Antes de mais nada, gostaria de reconhecer que o ciclo PDCA (Plan-Do-Check-Act) foi uma das primeiras ferramentas sistemáticas de melhoria da qualidade, amplamente disseminado por W. Edwards Deming e que já completou mais de 70 anos de existência. Trata-se de um método consagrado e ainda válido em diversos contextos.
No entanto, observa-se atualmente um uso excessivo e inadequado do PDCA por parte de algumas consultorias. Independentemente da natureza do problema organizacional, a solução apresentada é quase sempre a mesma: “Aplique o PDCA”. Baixa produtividade? PDCA. Problemas de motivação? PDCA. Necessidade de maior inovação? PDCA novamente.
Nesse cenário, o PDCA é tratado como um “antibiótico universal” ou remédio para todos os males da organização — semelhante àquele medicamento que alguns médicos prescreviam no passado para praticamente qualquer sintoma.
Esse uso indiscriminado representa um desrespeito ao cliente, que frequentemente investe milhões de reais em programas padronizados (o mesmo pacote aplicado em dezenas de outras empresas), conduzidos por profissionais com experiência limitada em consultoria e em gestão de mudanças complexas. Tais programas costumam ser implementados de forma autoritária, por meio de checklists rígidos, com o objetivo exclusivo ou predominante de reduzir custos operacionais.
Executivos, atraídos pela reputação da marca da consultoria, aceitam essas propostas na expectativa de obter reduções rápidas e mensuráveis de custos por meio de métricas e diretrizes impostas.

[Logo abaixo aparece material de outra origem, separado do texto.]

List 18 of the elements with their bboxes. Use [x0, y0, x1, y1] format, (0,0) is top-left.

Muitos não percebem que estão introduzindo na organização um verdadeiro “cavalo de Troia”.
Essas intervenções, muitas vezes executadas por consultores despreparados para lidar com pessoas e com a complexidade dos sistemas humanos, geram consequências graves que nem sempre são imediatas, mas que logo se manifestam: deterioração do clima organizacional, queda no engajamento e perda de confiança das equipes.
A atuação desses profissionais asselha-se muitas vezes à de “gestores temporários” impostos pela alta direção, cuja principal ferramenta são planilhas de controle e indicadores. Ignora-se completamente a cultura organizacional existente — em grande parte porque os consultores não possuem formação ou sensibilidade para trabalhar esse aspecto — e impõem-se práticas e rotinas pela força, na crença ingênua de que mudança organizacional se decreta.
Nesse ambiente, não há investimento real em educação, desenvolvimento de competências ou construção de adesão. Prevalece a lógica do comando e controle: divide-se a organização em dois grupos — os que aderem rapidamente às novas exigências e os que resistem e, por isso, devem ser afastados ou substituídos.
Quando os resultados financeiros esperados não aparecem no prazo estipulado, a responsabilidade recai exclusivamente sobre os colaboradores e gestores da empresa, que “não souberam executar” o que foi determinado pelos consultores. A solução simplista é trocar pessoas, muitas vezes com sério prejuízo à sua reputação interna.
Em resumo, nesses casos extremos, valores, propósito organizacional e o respeito ao ser humano ficam em segundo plano. O único indicador que realmente importa é o impacto imediato no resultado financeiro.
O PDCA, em sua essência, continua sendo uma ferramenta poderosa e respeitável. O problema não está no método, mas no uso superficial, autoritário e mercantilizado que algumas consultorias fazem dele, transformando uma prática de melhoria contínua em mera ferramenta de corte de custos disfarçada de programa de excelência.